Hannover (ots) – Aufgrund hervorragender Zusammenarbeit zwischen Beamten der Ermittlungsgruppe (EG) Kfz der Polizeidirektion Hannover und der niederländischen Polizei ist es den Kollegen vorgestern, 18.04.2017, gelungen, den in der Nacht vom 29. auf den 30.03.2017 vom Gelände eines Badenstedter Busunternehmens entwendeten Reisebus sicherzustellen.

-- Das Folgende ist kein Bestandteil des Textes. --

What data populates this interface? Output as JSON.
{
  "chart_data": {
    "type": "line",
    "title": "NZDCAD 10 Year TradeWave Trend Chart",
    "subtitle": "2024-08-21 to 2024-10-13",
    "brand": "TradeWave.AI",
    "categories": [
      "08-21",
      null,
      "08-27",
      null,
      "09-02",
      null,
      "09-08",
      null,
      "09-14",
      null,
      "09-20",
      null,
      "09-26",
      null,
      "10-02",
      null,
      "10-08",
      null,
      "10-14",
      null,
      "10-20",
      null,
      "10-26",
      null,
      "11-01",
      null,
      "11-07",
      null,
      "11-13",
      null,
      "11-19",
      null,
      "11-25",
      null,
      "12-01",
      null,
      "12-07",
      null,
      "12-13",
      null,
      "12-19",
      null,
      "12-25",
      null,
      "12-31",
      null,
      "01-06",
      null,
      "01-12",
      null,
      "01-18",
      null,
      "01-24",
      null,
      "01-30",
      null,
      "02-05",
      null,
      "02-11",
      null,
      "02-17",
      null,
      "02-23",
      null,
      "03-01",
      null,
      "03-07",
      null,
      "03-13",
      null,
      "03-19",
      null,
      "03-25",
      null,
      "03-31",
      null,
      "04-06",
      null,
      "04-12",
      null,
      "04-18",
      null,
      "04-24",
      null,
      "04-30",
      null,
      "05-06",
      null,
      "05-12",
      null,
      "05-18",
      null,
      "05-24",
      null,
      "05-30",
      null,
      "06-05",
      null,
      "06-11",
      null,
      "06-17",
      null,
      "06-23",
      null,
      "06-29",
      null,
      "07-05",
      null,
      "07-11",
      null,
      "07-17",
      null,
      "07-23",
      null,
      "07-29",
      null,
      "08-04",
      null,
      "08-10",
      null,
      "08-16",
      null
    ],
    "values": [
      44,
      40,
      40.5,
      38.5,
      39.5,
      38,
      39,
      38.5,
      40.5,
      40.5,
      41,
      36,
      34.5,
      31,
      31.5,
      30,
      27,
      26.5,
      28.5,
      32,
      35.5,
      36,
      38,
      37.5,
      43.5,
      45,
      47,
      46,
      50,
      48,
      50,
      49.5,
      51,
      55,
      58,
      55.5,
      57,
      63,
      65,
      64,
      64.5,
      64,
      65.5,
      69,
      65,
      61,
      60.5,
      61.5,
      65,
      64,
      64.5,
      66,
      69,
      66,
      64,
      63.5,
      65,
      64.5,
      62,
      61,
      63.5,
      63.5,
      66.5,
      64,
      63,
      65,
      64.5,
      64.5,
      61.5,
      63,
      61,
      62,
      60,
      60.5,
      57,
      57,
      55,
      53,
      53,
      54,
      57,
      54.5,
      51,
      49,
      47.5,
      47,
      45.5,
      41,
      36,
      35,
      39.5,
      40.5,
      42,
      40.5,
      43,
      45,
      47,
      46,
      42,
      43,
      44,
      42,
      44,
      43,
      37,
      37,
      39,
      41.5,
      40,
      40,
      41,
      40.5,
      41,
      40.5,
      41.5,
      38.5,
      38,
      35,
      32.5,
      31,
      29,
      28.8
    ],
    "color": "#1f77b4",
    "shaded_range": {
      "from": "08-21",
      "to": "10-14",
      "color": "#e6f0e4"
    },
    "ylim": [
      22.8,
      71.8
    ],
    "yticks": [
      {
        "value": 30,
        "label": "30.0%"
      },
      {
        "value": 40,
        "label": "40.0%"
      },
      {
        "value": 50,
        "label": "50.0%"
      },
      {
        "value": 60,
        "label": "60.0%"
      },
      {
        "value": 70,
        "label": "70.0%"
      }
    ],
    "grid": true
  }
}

Ein Mitarbeiter des Unternehmens informierte die Polizei, nachdem er den Diebstahl des grün/türkis lackierten Setra Evobus am 30.03.2017, gegen 05:30 Uhr, festgestellt hatte. Den Ermittlungen am Tatort zufolge hatten sich die Täter Zugang zu der Fahrzeughalle verschafft, indem sie zuvor eine Seitentür aufgebrochen hatten. Anschließend flüchteten sie mit dem Reisebus im Wert von etwa einer halben Million Euro durch eines der Rolltore (wir haben berichtet).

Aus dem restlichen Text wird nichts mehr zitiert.